Capital-starved Pace Health Management Systems expects to complete the sale of its assets to 3M Health Information Systems, a Salt Lake City-based unit of 3M Health Care. The transaction is estimated at $6.1 million.
The 3M computer subsidiary will pay $4.75 million cash to Pace and assume selected liabilities of the publicly held company. Announced in late June, the deal is close to clearing shareholder approval and meeting other conditions for the sale, a 3M spokeswoman said.
Pace had been foundering financially in a hospital market willing to pay millions for innovative clinical software systems but unwilling to chance it with vendors that don't exude long-term stability.
The West Des Moines, Iowa-based company exploded onto the scene more than three years ago with systems for clinical documentation, case management and automated critical pathways (March 11, 1996, p. 10). But it fizzled just as fast, suffering setbacks that cut off its ability to attract capital while stifling revenue growth.
Pace continued to attract business, winning four contracts in the past year and beating much larger competitors, said Mark Emkjer, Pace's president and chief executive officer. Foremost among the new business was a $3.6 million contract with Moses Cone Health System, based in Greensboro, N.C.
The customers balked, however, when they looked at the company's balance sheet and saw no cash, Emkjer said. Pace realized about $3 million in revenues in 1997 and posted an operating loss of about $3.5 million, he said.
On May 19 its stock was delisted by the NASDAQ exchange after the company fell below the minimum required market capitalization of $2 million and bid price of $1 per share.
Pace would have had $4.7 million in revenues for 1997, but its large clients put implementation of Pace systems on hold pending resolution of Pace's financial situation, Emkjer said. When that happened, it was time to find the right fit with a well-heeled buyer.
3M Health Information Systems markets a management system for healthcare delivery networks, including the foundation for a computer-based patient record. But the software system lacked several features of a comprehensive product, which made 3M unable to respond to some sales leads. Pace now will supply those features, said Nancy Larson, national marketing manager for the unit.
As part of the 3M computer subsidiary, Pace's assets become the property of St.

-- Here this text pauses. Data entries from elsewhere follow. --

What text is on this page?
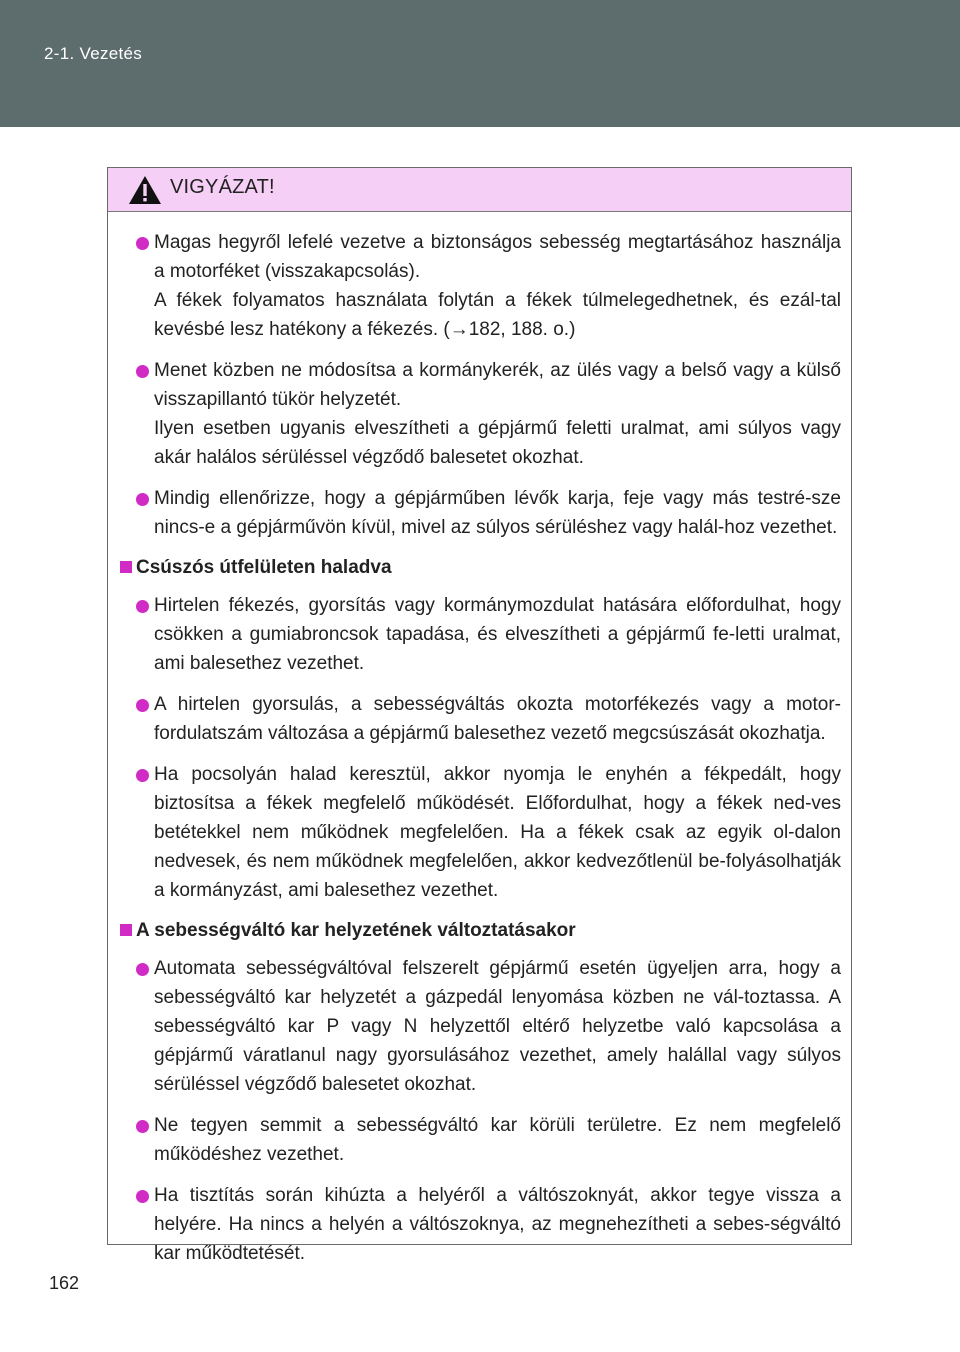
2-1. Vezetés
VIGYÁZAT!

Magas hegyről lefelé vezetve a biztonságos sebesség megtartásához használja a motorféket (visszakapcsolás).

A fékek folyamatos használata folytán a fékek túlmelegedhetnek, és ezál-tal kevésbé lesz hatékony a fékezés. (→182, 188. o.)

Menet közben ne módosítsa a kormánykerék, az ülés vagy a belső vagy a külső visszapillantó tükör helyzetét.

Ilyen esetben ugyanis elveszítheti a gépjármű feletti uralmat, ami súlyos vagy akár halálos sérüléssel végződő balesetet okozhat.

Mindig ellenőrizze, hogy a gépjárműben lévők karja, feje vagy más testré-sze nincs-e a gépjárművön kívül, mivel az súlyos sérüléshez vagy halál-hoz vezethet.

Csúszós útfelületen haladva

Hirtelen fékezés, gyorsítás vagy kormánymozdulat hatására előfordulhat, hogy csökken a gumiabroncsok tapadása, és elveszítheti a gépjármű fe-letti uralmat, ami balesethez vezethet.

A hirtelen gyorsulás, a sebességváltás okozta motorfékezés vagy a motor-fordulatszám változása a gépjármű balesethez vezető megcsúszását okozhatja.

Ha pocsolyán halad keresztül, akkor nyomja le enyhén a fékpedált, hogy biztosítsa a fékek megfelelő működését. Előfordulhat, hogy a fékek ned-ves betétekkel nem működnek megfelelően. Ha a fékek csak az egyik ol-dalon nedvesek, és nem működnek megfelelően, akkor kedvezőtlenül be-folyásolhatják a kormányzást, ami balesethez vezethet.

A sebességváltó kar helyzetének változtatásakor

Automata sebességváltóval felszerelt gépjármű esetén ügyeljen arra, hogy a sebességváltó kar helyzetét a gázpedál lenyomása közben ne vál-toztassa. A sebességváltó kar P vagy N helyzettől eltérő helyzetbe való kapcsolása a gépjármű váratlanul nagy gyorsulásához vezethet, amely halállal vagy súlyos sérüléssel végződő balesetet okozhat.

Ne tegyen semmit a sebességváltó kar körüli területre. Ez nem megfelelő működéshez vezethet.

Ha tisztítás során kihúzta a helyéről a váltószoknyát, akkor tegye vissza a helyére. Ha nincs a helyén a váltószoknya, az megnehezítheti a sebes-ségváltó kar működtetését.

162
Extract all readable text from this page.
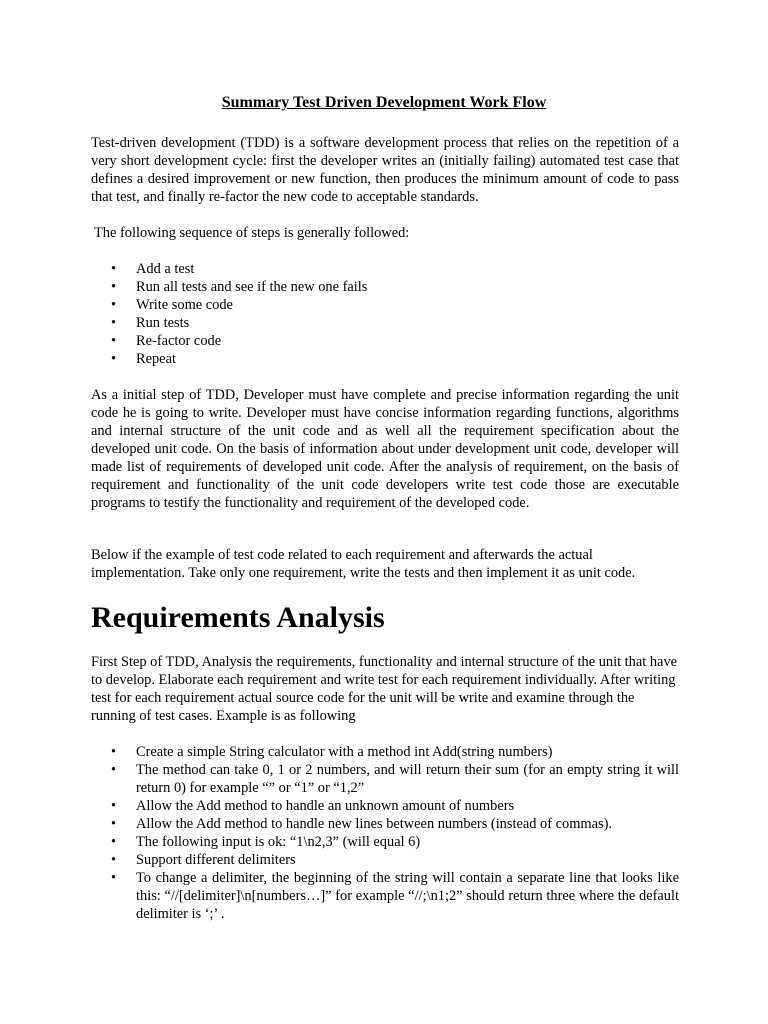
Summary Test Driven Development Work Flow

Test-driven development (TDD) is a software development process that relies on the repetition of a very short development cycle: first the developer writes an (initially failing) automated test case that defines a desired improvement or new function, then produces the minimum amount of code to pass that test, and finally re-factor the new code to acceptable standards.

The following sequence of steps is generally followed:

• Add a test
• Run all tests and see if the new one fails
• Write some code
• Run tests
• Re-factor code
• Repeat

As a initial step of TDD, Developer must have complete and precise information regarding the unit code he is going to write. Developer must have concise information regarding functions, algorithms and internal structure of the unit code and as well all the requirement specification about the developed unit code. On the basis of information about under development unit code, developer will made list of requirements of developed unit code. After the analysis of requirement, on the basis of requirement and functionality of the unit code developers write test code those are executable programs to testify the functionality and requirement of the developed code.

Below if the example of test code related to each requirement and afterwards the actual implementation. Take only one requirement, write the tests and then implement it as unit code.

Requirements Analysis

First Step of TDD, Analysis the requirements, functionality and internal structure of the unit that have to develop. Elaborate each requirement and write test for each requirement individually. After writing test for each requirement actual source code for the unit will be write and examine through the running of test cases. Example is as following

• Create a simple String calculator with a method int Add(string numbers)
• The method can take 0, 1 or 2 numbers, and will return their sum (for an empty string it will return 0) for example “” or “1” or “1,2”
• Allow the Add method to handle an unknown amount of numbers
• Allow the Add method to handle new lines between numbers (instead of commas).
• The following input is ok: “1\n2,3” (will equal 6)
• Support different delimiters
• To change a delimiter, the beginning of the string will contain a separate line that looks like this: “//[delimiter]\n[numbers…]” for example “//;\n1;2” should return three where the default delimiter is ‘;’ .
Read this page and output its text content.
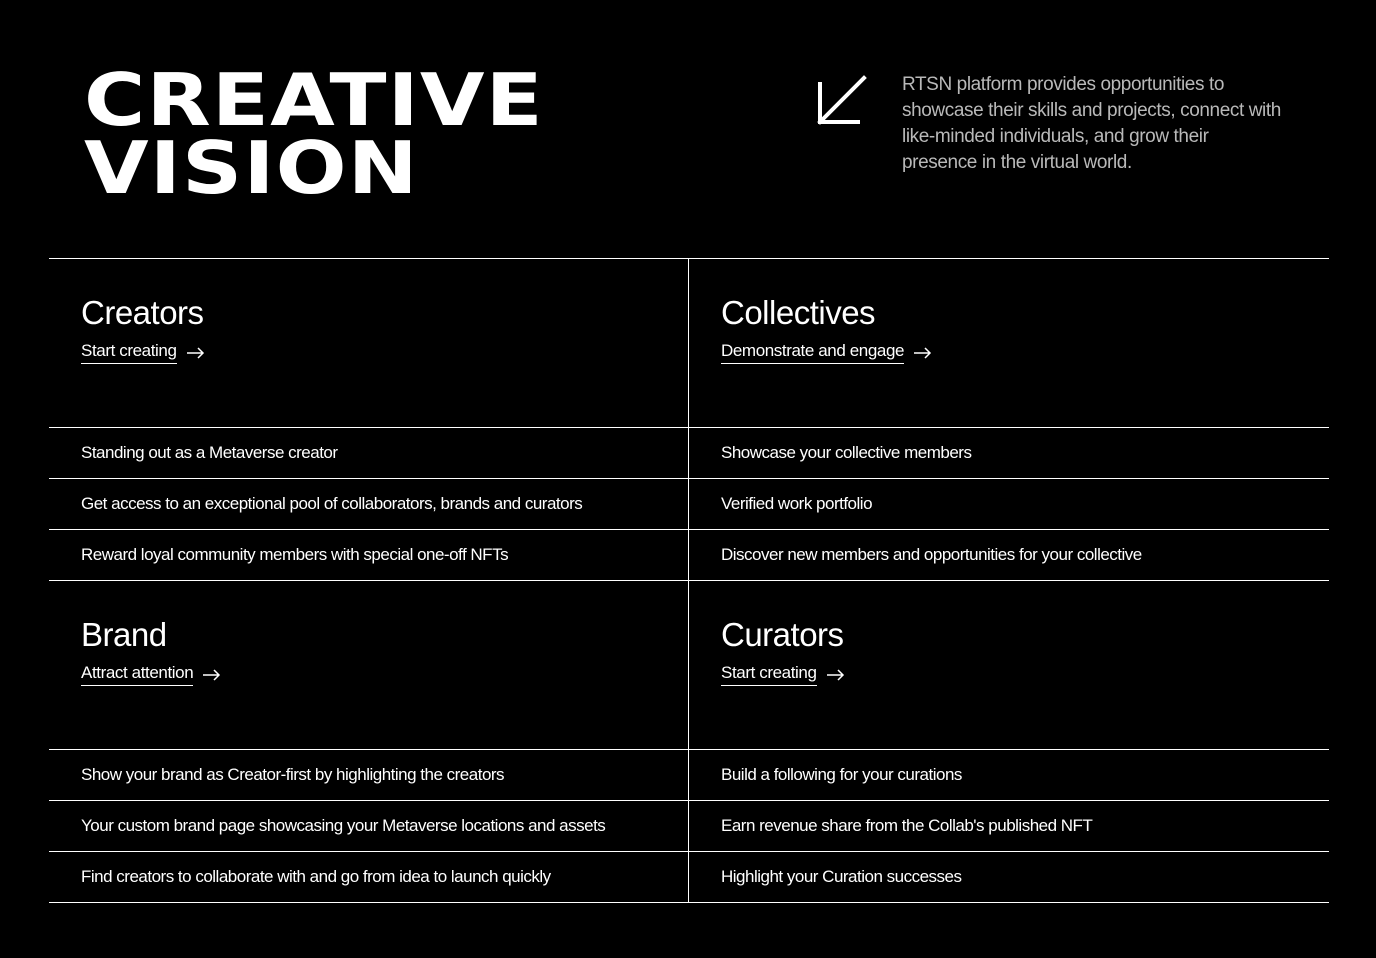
CREATIVE
VISION

RTSN platform provides opportunities to showcase their skills and projects, connect with like-minded individuals, and grow their presence in the virtual world.

Creators
Start creating

Standing out as a Metaverse creator

Get access to an exceptional pool of collaborators, brands and curators

Reward loyal community members with special one-off NFTs

Collectives
Demonstrate and engage

Showcase your collective members

Verified work portfolio

Discover new members and opportunities for your collective

Brand
Attract attention

Show your brand as Creator-first by highlighting the creators

Your custom brand page showcasing your Metaverse locations and assets

Find creators to collaborate with and go from idea to launch quickly

Curators
Start creating

Build a following for your curations

Earn revenue share from the Collab's published NFT

Highlight your Curation successes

Paul, Minn.-based 3M Health Care, a diversified $2.4 billion healthcare business. 3M Health Care is a subsidiary of Minnesota Mining and Manufacturing, which had 1997 revenues of $15 billion.
The deal ends Pace's search for capital, dating to early 1996 when Emkjer joined the company to help direct a $22 million secondary offering of common stock. Pace "went public at a very early stage" in its development, Emkjer said, before it had a mature business plan to match its products.
And it was undercapitalized from the start, raising only
$5 million in its initial public offering in April 1995, for a total capitalization of $10 million, including proceeds from other investors, Emkjer said.
The proposed secondary offering was called off in June 1996 when a severe downturn in stock prices for small-cap and technology stocks dried up the market for new issues.
The company attracted acquisition interest from two publicly held information systems companies last year, but the prospects faded because the acquisition would not boost earnings in the first year, Emkjer said.